How to move car towards direction of tires in OpenGL

Question

I am trying to get a car to move in OpenGL in a semi-realistic manner, with the car going roughly in the direction of it's front tires (which can turn, just like real car tires).

I don't know how to make the car go towards the tires. I am taking input from the keyboard (key down and key up) using SDL2 like this:

case SDLK_LEFT:
    car.setTireRotationSpeed(-TIRE_ROTATION_SPEED);
    break;
case SDLK_RIGHT:
    car.setTireRotationSpeed(TIRE_ROTATION_SPEED);
    break;
case SDLK_UP:
    car.setCarForwardSpeed(CAR_MOVEMENT_SPEED);
    break;
case SDLK_DOWN:
    car.setCarForwardSpeed(-CAR_MOVEMENT_SPEED);
    break;

And similarly for key release:

case SDLK_LEFT:
    if (car.getTireRotationSpeed() == -TIRE_ROTATION_SPEED)
        car.setTireRotationSpeed(0);
    break;
case SDLK_RIGHT:
    if (car.getTireRotationSpeed() == TIRE_ROTATION_SPEED)
        car.setTireRotationSpeed(0);
    break;
case SDLK_UP:
    if (car.getCarForwardSpeed() == CAR_MOVEMENT_SPEED)
        car.setCarForwardSpeed(0);
    break;
case SDLK_DOWN:
    if (car.getCarForwardSpeed() == -CAR_MOVEMENT_SPEED)
        car.setCarForwardSpeed(0);
    break;

This sets variables in the car that are used every frame to move the car/rotate the tires on the car (since the chasis and the tires are separately rendered) in a smooth fashion.

I am using glm-math (i.e. glm:vec3, glm::mat4, etc) to accomplish the transformations, and I am using shaders to draw and texture.

Every time the whole car is rendered, it goes through the following steps:

void Car::Render(Shader & shader, Camera & camera)
{
    incrementFrontTireRotation(getTireRotationSpeed());
    move();

    chasisTexture.Bind(0);
    shader.Update(getChasisTransform(), camera);
    chasisMesh.Draw();

    tireTexture.Bind(0);
    shader.Update(getTireTransform(Car::FRONT_RIGHT), camera);
    tireMesh.Draw();

    //Repeated for the other tires
}

Each of the shader.Update() calls takes a custom Transform class, which is simply a wrapper for the glm::translate, glm::rotate, and glm::scale and returns the glm::mat4 that represents the model's matrix transformations, based on the transformations I specify.

The incrementFrontTireRotation method and the move method are where I am having trouble.

void Car::incrementFrontTireRotation(float amount)
{
    if (amount > 0)
    {
        if (frontTireRotation.y + amount <= MAX_FRONT_TIRE_TURNED)
            frontTireRotation.y += amount;
        else
            frontTireRotation.y = MAX_FRONT_TIRE_TURNED;
    }
    else if (amount < 0)
    {
        if (frontTireRotation.y + amount >= -MAX_FRONT_TIRE_TURNED)
            frontTireRotation.y += amount;
        else
            frontTireRotation.y = -MAX_FRONT_TIRE_TURNED;
    }
    if (carForwardSpeed != 0)
        carRotation += glm::vec3(0, -amount, 0);
}

frontTireRotation is a glm::vec3 that is used for calculating the rotation of the front tires, since they can turn side to side. carRotation is intended to be the rotation of the car.

void Car::move()
{
    forward = glm::vec3(glm::rotate(-tireRotation, glm::vec3(0, 1.0f, 0)) * glm::vec4(forward, 1.0f));
    position += forward * carForwardSpeed;
}

My intent is to try to get the car to move in the same direction in which the front tires are facing.
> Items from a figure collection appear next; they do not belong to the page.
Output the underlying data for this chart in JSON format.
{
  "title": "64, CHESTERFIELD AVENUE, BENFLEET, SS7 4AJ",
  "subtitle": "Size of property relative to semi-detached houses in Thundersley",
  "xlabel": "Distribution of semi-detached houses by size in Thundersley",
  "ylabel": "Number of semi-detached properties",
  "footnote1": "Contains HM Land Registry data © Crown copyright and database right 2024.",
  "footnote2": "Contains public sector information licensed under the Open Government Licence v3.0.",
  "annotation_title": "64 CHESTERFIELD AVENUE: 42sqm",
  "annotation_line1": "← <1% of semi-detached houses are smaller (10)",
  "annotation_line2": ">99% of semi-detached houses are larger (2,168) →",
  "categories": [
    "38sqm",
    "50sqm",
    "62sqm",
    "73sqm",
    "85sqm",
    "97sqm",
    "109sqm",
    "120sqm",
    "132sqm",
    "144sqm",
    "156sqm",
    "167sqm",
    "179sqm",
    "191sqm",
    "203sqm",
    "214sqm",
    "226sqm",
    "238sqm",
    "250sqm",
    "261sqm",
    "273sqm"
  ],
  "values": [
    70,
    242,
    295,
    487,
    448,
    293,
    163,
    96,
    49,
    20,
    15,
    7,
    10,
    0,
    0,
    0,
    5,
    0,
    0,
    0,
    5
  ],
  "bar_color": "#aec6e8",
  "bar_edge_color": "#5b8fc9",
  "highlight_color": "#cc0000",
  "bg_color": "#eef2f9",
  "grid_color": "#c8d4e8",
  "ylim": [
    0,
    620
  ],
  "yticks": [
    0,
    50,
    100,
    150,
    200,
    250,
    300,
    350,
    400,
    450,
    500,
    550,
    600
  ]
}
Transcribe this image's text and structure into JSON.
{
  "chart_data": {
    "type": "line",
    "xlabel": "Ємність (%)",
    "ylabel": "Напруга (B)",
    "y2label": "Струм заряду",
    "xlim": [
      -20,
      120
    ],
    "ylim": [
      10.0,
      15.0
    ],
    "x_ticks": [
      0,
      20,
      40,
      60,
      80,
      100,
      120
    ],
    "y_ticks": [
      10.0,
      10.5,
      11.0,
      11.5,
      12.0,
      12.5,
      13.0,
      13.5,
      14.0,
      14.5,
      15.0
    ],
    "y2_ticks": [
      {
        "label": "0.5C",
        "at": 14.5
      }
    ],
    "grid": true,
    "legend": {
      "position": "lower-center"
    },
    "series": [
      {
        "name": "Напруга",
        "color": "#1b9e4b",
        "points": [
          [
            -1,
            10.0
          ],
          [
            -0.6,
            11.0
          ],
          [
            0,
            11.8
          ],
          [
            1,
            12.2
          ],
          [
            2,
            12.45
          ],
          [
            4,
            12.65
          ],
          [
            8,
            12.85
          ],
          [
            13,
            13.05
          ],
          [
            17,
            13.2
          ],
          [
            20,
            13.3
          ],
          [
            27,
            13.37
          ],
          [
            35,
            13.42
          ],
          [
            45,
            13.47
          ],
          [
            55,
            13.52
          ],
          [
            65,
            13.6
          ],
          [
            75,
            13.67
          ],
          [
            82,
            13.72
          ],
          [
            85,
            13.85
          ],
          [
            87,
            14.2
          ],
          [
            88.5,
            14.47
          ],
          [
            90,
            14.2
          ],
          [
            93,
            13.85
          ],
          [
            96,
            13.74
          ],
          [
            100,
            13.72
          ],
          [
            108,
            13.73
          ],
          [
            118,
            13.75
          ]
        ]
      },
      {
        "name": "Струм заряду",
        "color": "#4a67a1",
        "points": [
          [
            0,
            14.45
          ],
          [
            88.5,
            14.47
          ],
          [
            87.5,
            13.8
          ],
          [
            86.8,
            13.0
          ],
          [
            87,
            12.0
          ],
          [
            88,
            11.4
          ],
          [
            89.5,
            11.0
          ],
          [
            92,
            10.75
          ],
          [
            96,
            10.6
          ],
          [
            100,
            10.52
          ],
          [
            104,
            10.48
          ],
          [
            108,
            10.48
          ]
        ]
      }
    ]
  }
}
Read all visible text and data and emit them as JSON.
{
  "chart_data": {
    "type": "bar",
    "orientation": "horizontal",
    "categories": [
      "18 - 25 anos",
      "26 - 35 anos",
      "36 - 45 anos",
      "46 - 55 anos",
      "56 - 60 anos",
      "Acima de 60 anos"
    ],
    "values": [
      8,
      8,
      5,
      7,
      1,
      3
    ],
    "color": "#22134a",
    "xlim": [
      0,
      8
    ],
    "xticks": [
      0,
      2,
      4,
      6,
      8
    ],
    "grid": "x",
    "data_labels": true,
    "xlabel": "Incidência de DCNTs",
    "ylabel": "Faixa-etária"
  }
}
I am trying to do this with the forward vector, but it is having some weird results. The car does indeed turn, but after too much turning the car no longer moves the way the tires are pointing.

I know this is a lot. Let me know if I need to clarify anything.

Answer 1

The tires of a car should be aligned such that their axes meet at a common pivot like so:

As you see, the two front tires must have a different angle. So the easiest way to handle turns is to consider a virtual central wheel whose angle you control via a steering variable.

This steering then lets you calculate the radius of the turn circle on which the car must move. This will depend on the length of the car. Given this radius, you can calculate the pivot point. Then, when updating the car's location and rotation, all you need to do is rotate the entire car about the pivot. The rotation angle should be chosen in a way that the resulting circle segment is equal to the way the car should travel in a given frame time (i.e. angle * r = velocity * t, angle in radians).

Some care must be taken when no or very little steering happens. In this case, the turn radius becomes infinite and you cannot do a reasonable rotation. Switching to a simple translation in this case can solve this problem.